Dealing with competitiveness, the report says getting transport infrastructure right is critical. “The presence or absence of transport networks which facilitate efficient supply chains is already a factor in investment decisions around the world; the ability to offer a solid infrastructure is likely to become an even more important criterion in determining a country’s or region’s competitiveness in the future.
Transport infrastructure remains a deciding factor for the economic prospects of a country. “Those regions which are able to implement ‘Infrastructure 2.0’ – which means a system fully integrated with modern information and communication technology (ICT) – will benefit most. ICT will be a key enabler for the development of cutting-edge transport infrastructure, and transport infrastructure development should focus more on integrating digital infrastructure.”
It says individual regions will also be able to increase their competitive position by taking full advantage of the potential of logistics clusters. The close collaboration of industry, academia and government in such clusters would activate new potentials in transport infrastructure development.
Dealing with energy, the report says energy supply and demand represent one of the most significant issues for T&L companies and will continue to play a defining role in the future of the industry. Oil price volatility was a significant risk to the sector, although PwC’s research suggests that oil prices were highly unlikely to rise in the order of magnitude necessary to trigger truly revolutionary change over the next 20 years.

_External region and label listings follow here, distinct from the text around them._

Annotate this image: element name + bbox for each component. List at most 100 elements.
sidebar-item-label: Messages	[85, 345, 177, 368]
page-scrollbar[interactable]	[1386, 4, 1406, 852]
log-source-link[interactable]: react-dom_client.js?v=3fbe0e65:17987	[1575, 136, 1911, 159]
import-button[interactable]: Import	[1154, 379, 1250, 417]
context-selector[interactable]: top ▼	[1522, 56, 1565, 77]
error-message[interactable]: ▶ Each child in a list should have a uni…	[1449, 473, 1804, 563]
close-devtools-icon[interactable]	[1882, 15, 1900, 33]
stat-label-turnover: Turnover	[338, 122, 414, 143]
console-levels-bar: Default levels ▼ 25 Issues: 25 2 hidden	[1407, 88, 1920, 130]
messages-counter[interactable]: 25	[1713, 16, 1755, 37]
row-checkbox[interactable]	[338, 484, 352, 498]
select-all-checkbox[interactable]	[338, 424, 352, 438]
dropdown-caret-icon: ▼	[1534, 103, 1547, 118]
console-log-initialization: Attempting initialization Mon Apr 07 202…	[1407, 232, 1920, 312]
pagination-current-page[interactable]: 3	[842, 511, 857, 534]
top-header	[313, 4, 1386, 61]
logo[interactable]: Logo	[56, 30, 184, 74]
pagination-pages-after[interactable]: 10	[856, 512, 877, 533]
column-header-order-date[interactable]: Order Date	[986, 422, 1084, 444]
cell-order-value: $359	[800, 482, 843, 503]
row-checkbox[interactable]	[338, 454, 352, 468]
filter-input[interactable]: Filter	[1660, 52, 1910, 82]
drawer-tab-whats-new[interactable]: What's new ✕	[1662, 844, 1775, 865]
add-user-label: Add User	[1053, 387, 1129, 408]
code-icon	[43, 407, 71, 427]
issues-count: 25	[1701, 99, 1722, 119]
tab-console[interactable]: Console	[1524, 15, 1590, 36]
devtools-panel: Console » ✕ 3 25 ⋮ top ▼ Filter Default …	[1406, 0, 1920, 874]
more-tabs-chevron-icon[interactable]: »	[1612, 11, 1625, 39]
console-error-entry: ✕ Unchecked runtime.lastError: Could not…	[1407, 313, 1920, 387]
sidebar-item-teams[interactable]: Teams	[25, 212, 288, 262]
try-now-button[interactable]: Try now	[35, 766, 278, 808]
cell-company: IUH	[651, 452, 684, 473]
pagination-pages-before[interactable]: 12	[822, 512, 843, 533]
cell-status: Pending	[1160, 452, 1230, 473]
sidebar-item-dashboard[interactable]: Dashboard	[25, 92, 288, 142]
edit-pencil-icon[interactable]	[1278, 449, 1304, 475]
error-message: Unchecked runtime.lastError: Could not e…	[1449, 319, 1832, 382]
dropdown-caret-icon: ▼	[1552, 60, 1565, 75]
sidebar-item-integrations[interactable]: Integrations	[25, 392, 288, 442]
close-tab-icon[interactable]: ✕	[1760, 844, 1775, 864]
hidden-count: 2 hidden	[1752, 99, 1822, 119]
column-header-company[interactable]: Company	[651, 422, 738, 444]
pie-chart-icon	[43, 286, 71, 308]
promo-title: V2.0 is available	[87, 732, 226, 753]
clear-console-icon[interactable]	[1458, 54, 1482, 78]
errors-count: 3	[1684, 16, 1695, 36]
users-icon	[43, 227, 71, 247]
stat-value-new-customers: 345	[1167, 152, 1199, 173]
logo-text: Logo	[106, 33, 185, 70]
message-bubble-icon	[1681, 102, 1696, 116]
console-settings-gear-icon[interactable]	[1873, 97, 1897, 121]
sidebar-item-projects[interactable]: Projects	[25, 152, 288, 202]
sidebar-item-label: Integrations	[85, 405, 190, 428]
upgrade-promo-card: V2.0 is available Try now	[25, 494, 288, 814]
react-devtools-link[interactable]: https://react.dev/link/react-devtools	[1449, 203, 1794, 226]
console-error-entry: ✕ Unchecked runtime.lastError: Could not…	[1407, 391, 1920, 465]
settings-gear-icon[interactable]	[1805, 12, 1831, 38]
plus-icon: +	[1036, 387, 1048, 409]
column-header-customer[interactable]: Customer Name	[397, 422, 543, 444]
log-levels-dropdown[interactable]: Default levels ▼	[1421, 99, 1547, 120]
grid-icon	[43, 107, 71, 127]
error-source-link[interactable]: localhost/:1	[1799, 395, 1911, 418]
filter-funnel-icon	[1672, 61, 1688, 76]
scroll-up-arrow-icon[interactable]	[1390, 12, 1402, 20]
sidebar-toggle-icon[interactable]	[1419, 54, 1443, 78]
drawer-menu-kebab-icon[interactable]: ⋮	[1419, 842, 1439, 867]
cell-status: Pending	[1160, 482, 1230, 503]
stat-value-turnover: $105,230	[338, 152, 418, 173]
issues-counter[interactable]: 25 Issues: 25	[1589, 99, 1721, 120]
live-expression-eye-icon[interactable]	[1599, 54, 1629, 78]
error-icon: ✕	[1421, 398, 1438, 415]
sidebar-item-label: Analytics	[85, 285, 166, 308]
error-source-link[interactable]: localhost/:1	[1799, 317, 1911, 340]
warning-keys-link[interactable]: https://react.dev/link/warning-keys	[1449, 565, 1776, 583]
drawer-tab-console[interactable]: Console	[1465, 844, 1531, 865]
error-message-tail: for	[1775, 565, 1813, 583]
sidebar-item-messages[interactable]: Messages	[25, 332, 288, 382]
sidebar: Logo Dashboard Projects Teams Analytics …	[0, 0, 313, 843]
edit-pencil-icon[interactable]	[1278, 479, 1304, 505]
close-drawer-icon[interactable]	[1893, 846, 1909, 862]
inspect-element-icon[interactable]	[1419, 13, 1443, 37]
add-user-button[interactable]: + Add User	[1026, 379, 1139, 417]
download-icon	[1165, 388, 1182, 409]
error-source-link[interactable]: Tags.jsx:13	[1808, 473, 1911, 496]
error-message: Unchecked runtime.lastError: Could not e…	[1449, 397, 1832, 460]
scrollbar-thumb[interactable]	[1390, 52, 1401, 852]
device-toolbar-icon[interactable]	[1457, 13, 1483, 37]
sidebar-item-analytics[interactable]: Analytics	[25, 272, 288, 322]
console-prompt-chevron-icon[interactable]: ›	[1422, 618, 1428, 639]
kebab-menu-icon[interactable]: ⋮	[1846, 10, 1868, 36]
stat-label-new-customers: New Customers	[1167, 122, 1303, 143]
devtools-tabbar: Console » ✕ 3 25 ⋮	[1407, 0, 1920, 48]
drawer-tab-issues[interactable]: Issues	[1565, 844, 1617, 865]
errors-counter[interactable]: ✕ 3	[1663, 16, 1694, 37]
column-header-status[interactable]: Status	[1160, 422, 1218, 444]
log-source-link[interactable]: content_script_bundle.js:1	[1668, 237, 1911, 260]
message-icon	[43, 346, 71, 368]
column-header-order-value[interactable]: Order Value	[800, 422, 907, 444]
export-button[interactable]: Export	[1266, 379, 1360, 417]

The report says alternative energy may take up some of the slack engendered by diminishing oil reserves. Over half of the respondents predicted an optimistic future scenario in which alternative energy accounted for up to 80% of their overall energy mix in some countries. “They do not believe a major energy turnaround will be achieved by 2030. One area where there is consensus, however, is around carbon emissions. We see reducing emissions as posing a greater challenge to T&L companies over the next 20 years than obtaining a sufficient supply of energy.”
The report also states that nearly 70 per cent of the Delphi panellists anticipated that by 2030 systems would be in place to ensure that the cost of carbon is allocated to the causer, a development most of the experts surveyed saw as a positive one for the sector. Concerns about cost and carbon footprints would also increasingly change consumer behaviour. This could affect the future development of transport modes and their interrelation in the modal split.
Like PwC, the World Bank foresees economic growth continuing to be strong in Africa this year and carrying into next year, with the possibility of being even stronger. “Investments in infrastructure are paying off and African raw materials are in more demand than ever on global markets,” according to Global Economic Prospects, the World Bank’s biannual report on global economic trends. It says sub-Saharan Africa is enjoying good short-term economic prospects and notes that Africa’s gross domestic product (GDP) jumped 4,7 per cent in 2010, a trend that is expected to hold steady in 2011 and 2012, at 5,3 per cent and 5,7 per cent, respectively.